1400 Jahre Lehmgeschichte im Alten Mainzer Dom 

Handgefertigte Bodenfliesen für die älteste und bedeutendste Kathedrale nördlich der Alpen

Die gesamte christliche Welt rund um den Globus hielt den Atem an, als am Morgen des 6. Juni 2019 im „Alten Dom“ die sterblichen Überreste Erkanbalds, des Erzbischofs von Mainz, entdeckt wurden – fast 1000 Jahre nach seinem Tod. Eher zufällig war ein Restauratoren-Team auf dem historischen Fußboden des Doms in acht Metern Tiefe auf den Sarkophag mit dem Leichnam des bedeutenden Kirchenfürsten gestoßen.

Öffnung des Sarkophags des Mainzer Erzbischofs Erkanbald – 1000 Jahre nach seinem Tod im Jahr 1021.

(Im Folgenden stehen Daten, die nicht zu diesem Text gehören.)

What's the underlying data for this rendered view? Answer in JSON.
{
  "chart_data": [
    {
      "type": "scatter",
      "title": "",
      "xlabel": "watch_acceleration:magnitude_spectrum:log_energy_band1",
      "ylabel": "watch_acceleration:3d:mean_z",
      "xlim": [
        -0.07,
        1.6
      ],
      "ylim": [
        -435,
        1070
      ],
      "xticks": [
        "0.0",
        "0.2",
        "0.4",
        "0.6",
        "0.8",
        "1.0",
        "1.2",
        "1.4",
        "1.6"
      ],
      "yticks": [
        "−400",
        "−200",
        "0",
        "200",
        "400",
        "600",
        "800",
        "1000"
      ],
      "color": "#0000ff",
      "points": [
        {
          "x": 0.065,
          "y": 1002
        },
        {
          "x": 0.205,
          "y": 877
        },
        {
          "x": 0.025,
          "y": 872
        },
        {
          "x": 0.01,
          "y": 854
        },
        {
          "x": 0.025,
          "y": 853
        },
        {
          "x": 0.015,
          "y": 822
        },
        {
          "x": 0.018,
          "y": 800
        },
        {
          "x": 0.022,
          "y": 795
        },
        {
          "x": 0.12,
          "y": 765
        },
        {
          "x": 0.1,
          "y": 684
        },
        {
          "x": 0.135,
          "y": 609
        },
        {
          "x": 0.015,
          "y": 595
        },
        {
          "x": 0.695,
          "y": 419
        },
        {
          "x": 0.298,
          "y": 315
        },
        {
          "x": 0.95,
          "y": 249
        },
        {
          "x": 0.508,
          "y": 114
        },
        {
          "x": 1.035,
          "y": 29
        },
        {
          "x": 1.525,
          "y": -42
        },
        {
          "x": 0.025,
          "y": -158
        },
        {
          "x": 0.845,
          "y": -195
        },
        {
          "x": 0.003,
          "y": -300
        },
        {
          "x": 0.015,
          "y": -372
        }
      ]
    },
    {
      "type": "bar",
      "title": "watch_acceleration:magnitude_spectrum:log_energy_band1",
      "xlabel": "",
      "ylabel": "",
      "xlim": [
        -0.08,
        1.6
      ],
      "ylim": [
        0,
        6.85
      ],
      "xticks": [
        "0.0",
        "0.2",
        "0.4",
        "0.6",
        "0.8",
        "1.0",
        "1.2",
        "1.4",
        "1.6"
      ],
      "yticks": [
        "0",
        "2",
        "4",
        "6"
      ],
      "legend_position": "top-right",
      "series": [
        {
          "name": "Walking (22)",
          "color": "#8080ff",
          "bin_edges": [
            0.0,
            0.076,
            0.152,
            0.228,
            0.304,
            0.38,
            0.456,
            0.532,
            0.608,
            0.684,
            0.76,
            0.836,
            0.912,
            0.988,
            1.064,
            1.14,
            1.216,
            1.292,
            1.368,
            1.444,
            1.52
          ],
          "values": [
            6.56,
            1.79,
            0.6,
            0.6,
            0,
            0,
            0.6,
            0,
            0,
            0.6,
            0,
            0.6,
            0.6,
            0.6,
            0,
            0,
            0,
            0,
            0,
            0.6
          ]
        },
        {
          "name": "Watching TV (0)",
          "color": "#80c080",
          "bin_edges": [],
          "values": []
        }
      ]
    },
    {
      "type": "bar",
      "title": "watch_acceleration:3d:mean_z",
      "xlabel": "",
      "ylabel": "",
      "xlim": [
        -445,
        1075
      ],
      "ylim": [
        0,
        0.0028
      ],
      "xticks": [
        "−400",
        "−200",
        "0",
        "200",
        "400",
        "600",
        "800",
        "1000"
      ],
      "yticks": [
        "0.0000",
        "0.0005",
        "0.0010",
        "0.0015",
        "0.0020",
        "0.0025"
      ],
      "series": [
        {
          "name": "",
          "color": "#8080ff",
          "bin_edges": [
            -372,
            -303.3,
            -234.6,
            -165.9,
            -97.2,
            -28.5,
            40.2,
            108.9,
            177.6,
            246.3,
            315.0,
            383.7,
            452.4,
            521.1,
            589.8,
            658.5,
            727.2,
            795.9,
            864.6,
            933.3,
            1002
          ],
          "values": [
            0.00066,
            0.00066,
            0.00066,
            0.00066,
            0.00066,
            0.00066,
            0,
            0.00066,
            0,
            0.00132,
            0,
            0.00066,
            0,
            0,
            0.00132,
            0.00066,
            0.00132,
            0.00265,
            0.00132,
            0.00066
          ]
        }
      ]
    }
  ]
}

In einem aufwändigen Prozess unter Beteiligung Dutzender von Mediävisten, Theologen, Archäologen, Anthropologen und eines ganzen Röntgenteams konnte schließlich die Textilrestauratorin zweifelsfrei das Ende einer viele Jahrhunderte andauernden, ermüdenden Suche bestätigen: Erkanbald war genau dort zur letzten Ruhe gebettet worden, wo es die Wissenschaft seit langem schon vermutet hatte.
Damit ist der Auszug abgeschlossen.